You can find the implementations and benchmarks in the top-p-benchmarking branch.

Conclusion

This was a fun experiment doing some algorithm engineering and benchmarking. I hope you enjoyed it as well!

  1. This is a consequence of autoregressive LLMs “just predicting the next word/token”. This is often stated as an seemingly intuitive drawback of how LLMs are trained and how they generate text. For me, it is not all that clear, why predicting just the next token is obviously weak. That said, of course, this main architectural property has consequences. As I see it, a (2023 generation) LLM is a very complex state machine that can solve a (maybe surprisingly) wide range of tasks given enough depths/width/parameters. The state is built up by calculating key/value pairs for each token for each layer (and multiple heads) of transformers. The whole machine is instructed and clocked token-by-token of the sequence.

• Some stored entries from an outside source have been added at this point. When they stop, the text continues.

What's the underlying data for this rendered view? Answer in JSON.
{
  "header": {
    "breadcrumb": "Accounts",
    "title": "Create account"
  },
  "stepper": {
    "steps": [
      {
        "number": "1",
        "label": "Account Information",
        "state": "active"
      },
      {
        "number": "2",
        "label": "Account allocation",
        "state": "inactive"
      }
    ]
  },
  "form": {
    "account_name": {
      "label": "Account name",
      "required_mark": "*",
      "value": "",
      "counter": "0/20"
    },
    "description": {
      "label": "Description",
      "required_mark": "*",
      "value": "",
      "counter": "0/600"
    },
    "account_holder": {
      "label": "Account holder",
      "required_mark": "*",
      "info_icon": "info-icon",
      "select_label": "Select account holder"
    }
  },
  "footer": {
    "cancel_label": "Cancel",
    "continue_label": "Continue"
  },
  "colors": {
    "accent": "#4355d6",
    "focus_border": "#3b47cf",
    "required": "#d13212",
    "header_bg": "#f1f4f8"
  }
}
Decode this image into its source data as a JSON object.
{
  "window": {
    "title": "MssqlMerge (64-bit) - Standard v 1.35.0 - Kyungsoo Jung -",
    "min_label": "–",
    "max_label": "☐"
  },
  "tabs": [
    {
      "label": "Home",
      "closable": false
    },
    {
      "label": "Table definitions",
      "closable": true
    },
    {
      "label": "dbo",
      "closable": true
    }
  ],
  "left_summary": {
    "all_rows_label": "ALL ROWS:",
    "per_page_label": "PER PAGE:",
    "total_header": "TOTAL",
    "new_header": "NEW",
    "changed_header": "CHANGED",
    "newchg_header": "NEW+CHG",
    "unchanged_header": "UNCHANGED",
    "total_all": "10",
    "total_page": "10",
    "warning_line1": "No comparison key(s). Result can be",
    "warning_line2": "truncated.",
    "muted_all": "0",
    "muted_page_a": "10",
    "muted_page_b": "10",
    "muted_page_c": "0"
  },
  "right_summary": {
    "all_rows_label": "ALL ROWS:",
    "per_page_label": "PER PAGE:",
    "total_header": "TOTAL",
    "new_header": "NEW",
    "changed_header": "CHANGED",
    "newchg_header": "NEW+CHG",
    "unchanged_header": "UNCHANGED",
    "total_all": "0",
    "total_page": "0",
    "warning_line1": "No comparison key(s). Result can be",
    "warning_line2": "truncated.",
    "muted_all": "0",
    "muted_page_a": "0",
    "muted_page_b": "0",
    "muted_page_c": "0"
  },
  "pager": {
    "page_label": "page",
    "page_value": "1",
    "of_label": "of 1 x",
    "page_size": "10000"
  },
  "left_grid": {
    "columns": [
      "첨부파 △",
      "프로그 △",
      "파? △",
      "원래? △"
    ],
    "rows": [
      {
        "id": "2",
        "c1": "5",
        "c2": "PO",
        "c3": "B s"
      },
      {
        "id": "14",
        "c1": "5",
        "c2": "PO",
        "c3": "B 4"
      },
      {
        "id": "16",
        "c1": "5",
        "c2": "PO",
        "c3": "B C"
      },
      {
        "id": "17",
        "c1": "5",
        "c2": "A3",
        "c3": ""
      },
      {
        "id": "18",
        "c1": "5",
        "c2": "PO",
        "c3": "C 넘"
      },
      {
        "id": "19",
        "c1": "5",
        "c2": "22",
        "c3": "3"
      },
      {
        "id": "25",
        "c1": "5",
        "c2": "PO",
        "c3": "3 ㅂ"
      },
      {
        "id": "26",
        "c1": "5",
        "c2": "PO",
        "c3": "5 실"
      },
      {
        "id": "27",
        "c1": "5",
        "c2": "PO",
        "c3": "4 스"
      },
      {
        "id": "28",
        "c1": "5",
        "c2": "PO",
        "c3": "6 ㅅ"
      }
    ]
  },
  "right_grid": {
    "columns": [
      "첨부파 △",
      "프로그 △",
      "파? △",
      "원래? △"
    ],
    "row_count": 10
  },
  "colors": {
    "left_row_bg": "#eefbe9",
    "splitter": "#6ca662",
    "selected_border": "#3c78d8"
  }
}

In generation mode, the machine generates its own next instruction auto-regressively. So, the choice of the next token is very important as the machine cannot take back its choice. The only thing it might do, is try to weasel itself out of a bad choice by generating more text. Note, how this kind of backtracking by adding apologies, is only applicable to some language generation situations. For example, in a chat situation, the machine can apologize and use more user input as ways to take the conversation further getting meaningful back on track. However, e.g. when generating code or generating under a stricter regime, this might not be feasible and will have to lead to incoherence, hallucinations, or outright garbage.